Gas turbine engines of this type are periodically serviced for maintenance purposes. One of the maintenance operations is to detect erosion, mechanical fatigue and cracking in various turbine parts including high pressure and low pressure vanes in the turbine section of the engine. The hot working gas paths for the first and second rows of vanes in the turbine section is directly from the combustion section of the engine, which frequently causes erosion of the vanes at various locations and triggers thermal mechanical fatigue cracking. This causes the vanes to be reshaped, thus possibly directing the working gas in a non-optimal direction and could cause catastrophic failure. As the consequences of the erosion and cracking damages of the turbine vanes, engine operation efficiency is reduced and operation safety is jeopardized.

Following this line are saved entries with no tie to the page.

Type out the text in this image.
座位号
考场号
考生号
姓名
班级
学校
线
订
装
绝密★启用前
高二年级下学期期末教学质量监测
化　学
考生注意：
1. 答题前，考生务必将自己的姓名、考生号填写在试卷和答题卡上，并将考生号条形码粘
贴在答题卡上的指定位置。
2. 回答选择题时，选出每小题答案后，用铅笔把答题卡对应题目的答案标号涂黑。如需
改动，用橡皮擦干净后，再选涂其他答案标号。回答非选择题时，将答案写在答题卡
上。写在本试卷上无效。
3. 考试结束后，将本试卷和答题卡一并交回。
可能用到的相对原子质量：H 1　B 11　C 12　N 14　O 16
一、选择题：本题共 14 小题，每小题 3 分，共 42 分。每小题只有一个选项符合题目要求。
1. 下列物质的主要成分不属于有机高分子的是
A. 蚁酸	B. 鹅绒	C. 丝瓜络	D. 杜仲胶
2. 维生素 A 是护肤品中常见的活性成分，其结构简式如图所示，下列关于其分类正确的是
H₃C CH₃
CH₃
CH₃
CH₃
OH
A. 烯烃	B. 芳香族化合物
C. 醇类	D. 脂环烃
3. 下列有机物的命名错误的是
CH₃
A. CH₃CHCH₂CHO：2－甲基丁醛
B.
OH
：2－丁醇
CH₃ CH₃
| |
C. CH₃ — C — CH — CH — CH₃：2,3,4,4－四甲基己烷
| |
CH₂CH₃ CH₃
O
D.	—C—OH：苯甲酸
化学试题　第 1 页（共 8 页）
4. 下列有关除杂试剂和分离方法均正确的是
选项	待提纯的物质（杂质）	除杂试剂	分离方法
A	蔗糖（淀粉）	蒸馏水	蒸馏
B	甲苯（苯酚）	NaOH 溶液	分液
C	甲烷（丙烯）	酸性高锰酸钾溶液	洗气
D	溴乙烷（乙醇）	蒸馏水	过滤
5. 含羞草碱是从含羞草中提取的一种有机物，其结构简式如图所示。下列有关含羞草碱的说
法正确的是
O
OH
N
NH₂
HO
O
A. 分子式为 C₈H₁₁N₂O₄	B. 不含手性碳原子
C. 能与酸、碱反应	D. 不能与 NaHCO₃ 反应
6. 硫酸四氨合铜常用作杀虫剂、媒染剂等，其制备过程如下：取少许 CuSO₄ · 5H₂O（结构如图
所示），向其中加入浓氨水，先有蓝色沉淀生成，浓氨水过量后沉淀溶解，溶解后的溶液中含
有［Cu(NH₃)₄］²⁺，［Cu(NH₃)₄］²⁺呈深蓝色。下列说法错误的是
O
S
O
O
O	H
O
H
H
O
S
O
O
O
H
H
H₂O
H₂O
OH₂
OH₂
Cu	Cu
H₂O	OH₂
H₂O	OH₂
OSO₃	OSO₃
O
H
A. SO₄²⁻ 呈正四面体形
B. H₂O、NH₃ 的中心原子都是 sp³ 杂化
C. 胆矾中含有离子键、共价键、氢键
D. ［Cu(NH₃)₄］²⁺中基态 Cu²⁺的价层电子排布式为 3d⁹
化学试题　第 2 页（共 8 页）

Because turbine vanes are made from either Ni or Co based vacuum investment cast grade superalloys, they are very expensive, and thus it is usually desirable to repair the above described erosion and cracking during turbine service instead of replacing the vane. Known processes in the art to repair erosion and cracks in turbine vanes include high temperature vacuum brazing or sintering and different types of fusion welding. Because fusion welding repair can cause base alloy cracking and component distortion issues, preferred repair technologies are vacuum furnace brazing/sintering technologies
Different furnace brazing/sintering technologies have been developed in the art to address defects of different types and sizes. For small size cracks, it is known in the art to employ transient liquid phase (TLP) bonding to repair the cracks. For large size cracks, three different approaches all employing wide gap brazing technologies have been employed in the art. Unlike TLP bonding, which uses an active diffusion braze alloy as a filler material, wide gap brazing or sintering is more complicated. One of the wide gap brazing techniques uses a single mixture of a braze/superalloy powder and organic binder formed as a slurry for large crack repair to reduce the total amount of Si, P or B eutectic phases at the braze layer location. Another wide gap sintering process is known, referred to as pre-sintered preforms (PSP), where braze/alloy mixtures are pre-sintered at certain temperature in a vacuum furnace to form a sheet type of preforms for subsequent component repair usage.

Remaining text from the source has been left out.